Duke University biomedical engineers have developed a new delivery system that overcomes the shortcomings of a promising class of peptide drugs ? very small proteins ? for treating diseases such as diabetes and cancer.
There are more than 40 peptide drugs approved for use in humans and more than 650 are being tested in clinical studies. One example is the hormone insulin, a peptide that regulates the metabolism of carbohydrates in the body and is used as a drug to treat diabetes.

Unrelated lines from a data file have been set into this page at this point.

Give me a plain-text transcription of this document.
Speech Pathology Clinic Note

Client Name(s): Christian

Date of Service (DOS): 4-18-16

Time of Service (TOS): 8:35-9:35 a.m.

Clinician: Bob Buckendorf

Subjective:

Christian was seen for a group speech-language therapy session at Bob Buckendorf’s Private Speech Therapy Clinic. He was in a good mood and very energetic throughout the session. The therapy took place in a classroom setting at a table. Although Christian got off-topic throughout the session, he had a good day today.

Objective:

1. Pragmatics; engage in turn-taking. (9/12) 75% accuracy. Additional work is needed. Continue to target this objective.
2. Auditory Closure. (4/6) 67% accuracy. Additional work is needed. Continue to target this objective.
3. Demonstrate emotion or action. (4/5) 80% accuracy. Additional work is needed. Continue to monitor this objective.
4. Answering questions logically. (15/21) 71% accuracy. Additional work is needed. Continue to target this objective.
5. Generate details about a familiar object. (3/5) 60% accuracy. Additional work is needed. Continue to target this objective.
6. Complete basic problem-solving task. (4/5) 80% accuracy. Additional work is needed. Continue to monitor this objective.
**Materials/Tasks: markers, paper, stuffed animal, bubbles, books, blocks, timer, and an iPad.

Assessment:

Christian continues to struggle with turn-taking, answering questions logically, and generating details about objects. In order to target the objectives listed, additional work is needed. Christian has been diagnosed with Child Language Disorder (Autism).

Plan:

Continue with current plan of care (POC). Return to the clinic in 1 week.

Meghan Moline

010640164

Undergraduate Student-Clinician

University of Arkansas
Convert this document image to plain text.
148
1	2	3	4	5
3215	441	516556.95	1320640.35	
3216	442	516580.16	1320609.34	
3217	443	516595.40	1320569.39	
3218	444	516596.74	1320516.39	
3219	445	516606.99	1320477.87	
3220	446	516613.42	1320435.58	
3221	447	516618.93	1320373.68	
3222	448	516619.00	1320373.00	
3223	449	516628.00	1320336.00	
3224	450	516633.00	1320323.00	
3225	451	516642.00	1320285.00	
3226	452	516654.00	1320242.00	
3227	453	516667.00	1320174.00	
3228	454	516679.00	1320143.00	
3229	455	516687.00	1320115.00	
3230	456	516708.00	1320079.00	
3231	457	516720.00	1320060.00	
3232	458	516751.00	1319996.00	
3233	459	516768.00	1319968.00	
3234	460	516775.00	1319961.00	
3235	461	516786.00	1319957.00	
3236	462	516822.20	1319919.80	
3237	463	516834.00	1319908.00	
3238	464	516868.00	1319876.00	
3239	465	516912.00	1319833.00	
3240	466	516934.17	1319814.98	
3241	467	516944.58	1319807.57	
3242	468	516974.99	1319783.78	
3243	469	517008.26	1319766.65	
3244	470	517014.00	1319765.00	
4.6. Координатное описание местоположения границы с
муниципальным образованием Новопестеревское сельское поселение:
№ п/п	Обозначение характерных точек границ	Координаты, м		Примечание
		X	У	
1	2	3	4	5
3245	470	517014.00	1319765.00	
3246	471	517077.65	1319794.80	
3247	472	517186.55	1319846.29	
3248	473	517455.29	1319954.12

Despite their effectiveness, peptide drugs cannot achieve their full potential for a number of reasons. They are rapidly degraded in the blood stream and they are cleared rapidly from the body, which requires multiple, frequent injections. Because of this, peptide concentrations in the blood can rise precipitously just after injection and fall dramatically soon thereafter, causing unwanted side effects for patients.
One popular method to solve this problem involves loading peptide drugs into polymer microspheres that are injected under the skin and slowly degrade to release the peptide drug. Microsphere-release technology has proven useful, but has many issues related to its manufacture and ease of patient use, the researchers said.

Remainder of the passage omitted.